- Other names: Immunodeficiency 13
- Idiopathic CD4+ lymphocytopenia is inherited via autosomal dominant manner
- Specialty: Immunology

= Idiopathic CD4+ lymphocytopenia =

Idiopathic CD4+ lymphocytopenia (ICL) is a rare medical syndrome in which the body has too few CD4^{+} T lymphocytes, which are a kind of white blood cell. ICL is sometimes characterized as "HIV-negative AIDS", though, in fact, its clinical presentation differs somewhat from that seen with HIV/AIDS. People with ICL have a weakened immune system and are susceptible to opportunistic infections, although the rate of infections is lower than in people with AIDS.

==Cause==
The cause of ICL, like all idiopathic conditions, is unknown. It does not appear to be caused by a transmissible agent, such as a virus. It is widely believed that there is more than one cause.

==Pathophysiology==
The loss of CD4+ T cells appears to be through apoptosis. The accelerated deaths of the T cells is likely driven by crosslinking T cell receptors.

==Diagnosis==
The mandatory criteria for diagnosis of idiopathic CD4+ lymphocytopenia include:
- Low numbers of CD4+ cells, on two or more measurements over at least six weeks:
  - CD4 cell count less than 300 cells per microliter, or
  - Less than 20% of T lymphocytes are CD4+
- Laboratory evidence of lack of HIV infection
- Absence of any alternative explanation for the CD4 lymphocytopenia

A one-time finding of low CD4+ cells is usually associated with a recent infection and resolves on its own. Alternative explanations for the low CD4 counts include conditions such as blood cancers (aleukemia), treatment with chemotherapy, immunosuppressive medications, or other medications that suppress or kill T cells, infections, and problems with blood production.

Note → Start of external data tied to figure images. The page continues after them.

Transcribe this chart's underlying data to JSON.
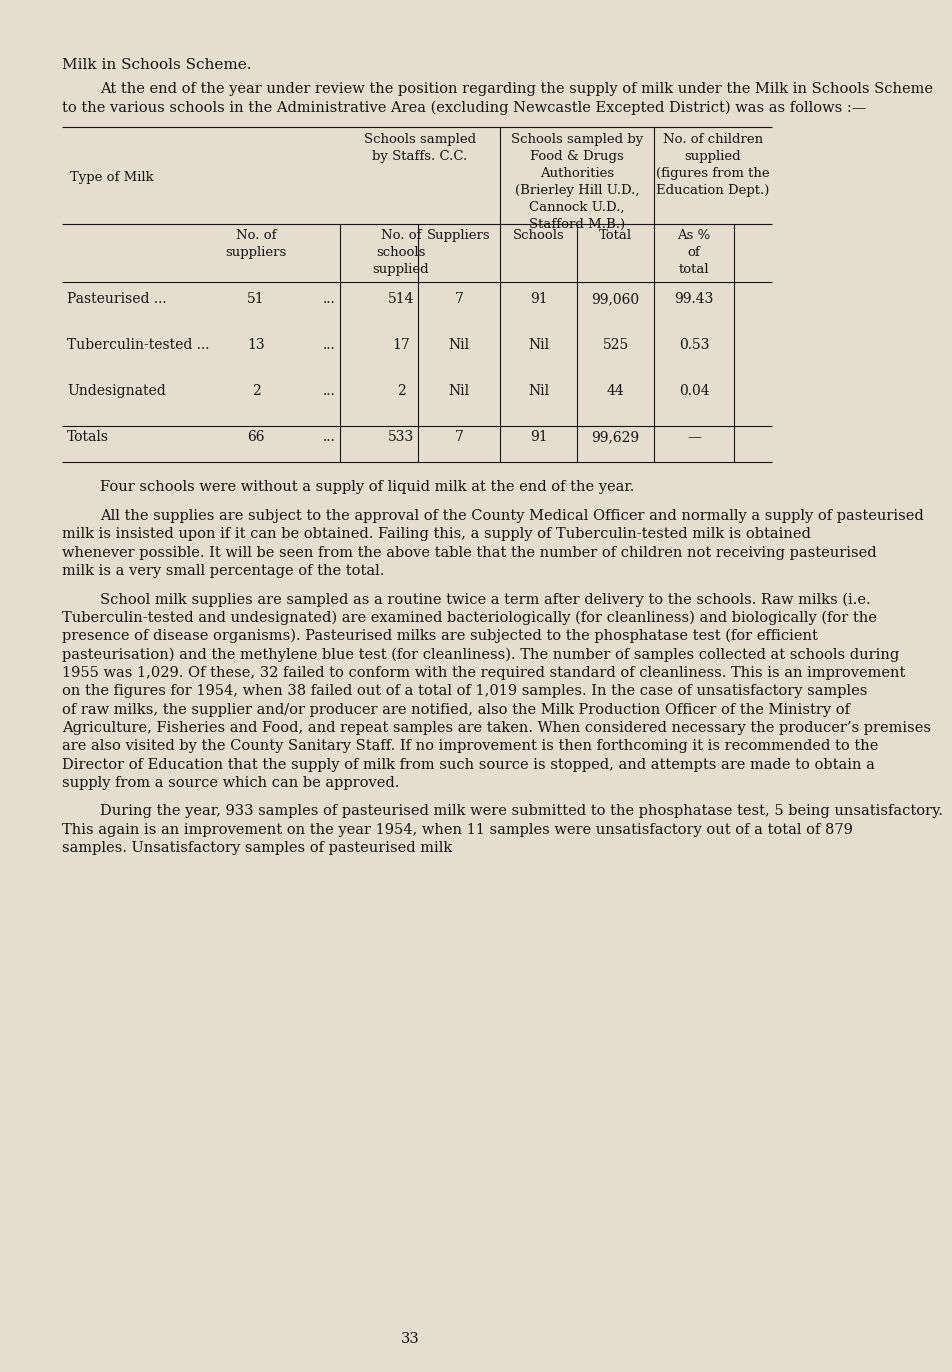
{
  "bg_color": "#e4ddd0",
  "text_color": "#1a1410",
  "page_number": "33",
  "title": "Milk in Schools Scheme.",
  "intro_text": "At the end of the year under review the position regarding the supply of milk under the Milk in Schools Scheme to the various schools in the Administrative Area (excluding Newcastle Excepted District) was as follows :—",
  "para1": "Four schools were without a supply of liquid milk at the end of the year.",
  "para2": "All the supplies are subject to the approval of the County Medical Officer and normally a supply of pasteurised milk is insisted upon if it can be obtained. Failing this, a supply of Tuberculin-tested milk is obtained whenever possible. It will be seen from the above table that the number of children not receiving pasteurised milk is a very small percentage of the total.",
  "para3": "School milk supplies are sampled as a routine twice a term after delivery to the schools. Raw milks (i.e. Tuberculin-tested and un­designated) are examined bacteriologically (for cleanliness) and biologically (for the presence of disease organisms). Pasteurised milks are subjected to the phosphatase test (for efficient pasteurisation) and the methylene blue test (for cleanliness). The number of samples collected at schools during 1955 was 1,029. Of these, 32 failed to conform with the required standard of cleanliness. This is an improve­ment on the figures for 1954, when 38 failed out of a total of 1,019 samples. In the case of unsatisfactory samples of raw milks, the supplier and/or producer are notified, also the Milk Production Officer of the Ministry of Agriculture, Fisheries and Food, and repeat samples are taken. When considered necessary the producer’s premises are also visited by the County Sanitary Staff. If no improvement is then forthcoming it is recommended to the Director of Education that the supply of milk from such source is stopped, and attempts are made to obtain a supply from a source which can be approved.",
  "para4": "During the year, 933 samples of pasteurised milk were submitted to the phosphatase test, 5 being unsatisfactory. This again is an improve­ment on the year 1954, when 11 samples were unsatisfactory out of a total of 879 samples. Unsatisfactory samples of pasteurised milk",
  "table_header1": [
    "Schools sampled\nby Staffs. C.C.",
    "Schools sampled by\nFood & Drugs\nAuthorities\n(Brierley Hill U.D.,\nCannock U.D.,\nStafford M.B.)",
    "No. of children\nsupplied\n(figures from the\nEducation Dept.)"
  ],
  "table_header2": [
    "No. of\nsuppliers",
    "No. of\nschools\nsupplied",
    "Suppliers",
    "Schools",
    "Total",
    "As %\nof\ntotal"
  ],
  "table_rows": [
    [
      "Pasteurised ...",
      "...",
      "51",
      "514",
      "7",
      "91",
      "99,060",
      "99.43"
    ],
    [
      "Tuberculin-tested ...",
      "...",
      "13",
      "17",
      "Nil",
      "Nil",
      "525",
      "0.53"
    ],
    [
      "Undesignated",
      "...",
      "2",
      "2",
      "Nil",
      "Nil",
      "44",
      "0.04"
    ],
    [
      "Totals",
      "...",
      "66",
      "533",
      "7",
      "91",
      "99,629",
      "—"
    ]
  ],
  "font_size_body": 10.5,
  "font_size_table": 9.8,
  "font_size_title": 11.0
}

All criteria must be fulfilled for a diagnosis of ICL. In addition, if these findings are present but combined with other significant findings, such as anemia or thrombocytopenia, then other diagnoses must be considered.

==Treatment==
Fludarabine-based hematopoietic stem cell transplantation (HSCT) has shown to be a feasible treatment for ICL.

==Prognosis==
In contrast to the CD4^{+} cell depletion caused by HIV, in general, patients with idiopathic CD4 lymphocytopenia have a good prognosis. The decline in CD4^{+} T-cells in patients with ICL is generally slower than that seen in HIV-infected patients. The major risk to people with ICL is unexpected infections, including cryptococcus, atypical mycobacterial and Pneumocystis jiroveci pneumonia (PCP). The condition may also resolve on its own.

ICL sometimes precedes and may be the first signal of several blood cancers. ICL patients have developed primary effusion lymphoma, primary leptomeningeal lymphoma, diffuse large cell lymphoma, MALT lymphoma, and Burkitt's lymphoma, among others.

ICL may indirectly trigger autoimmune diseases. It has been associated with several cases of autoimmune disease Sjögren syndrome.

Because all of the reported autoimmune diseases and lymphomas involve B cells, one hypothesis proposes that ICL's narrow T cell repertoire predisposes the immune system to B cell disorders.

==Epidemiology==
ICL is a very rare disease. In 1993, a total of 47 confirmed cases were reported in a survey sponsored by the Centers for Disease Control.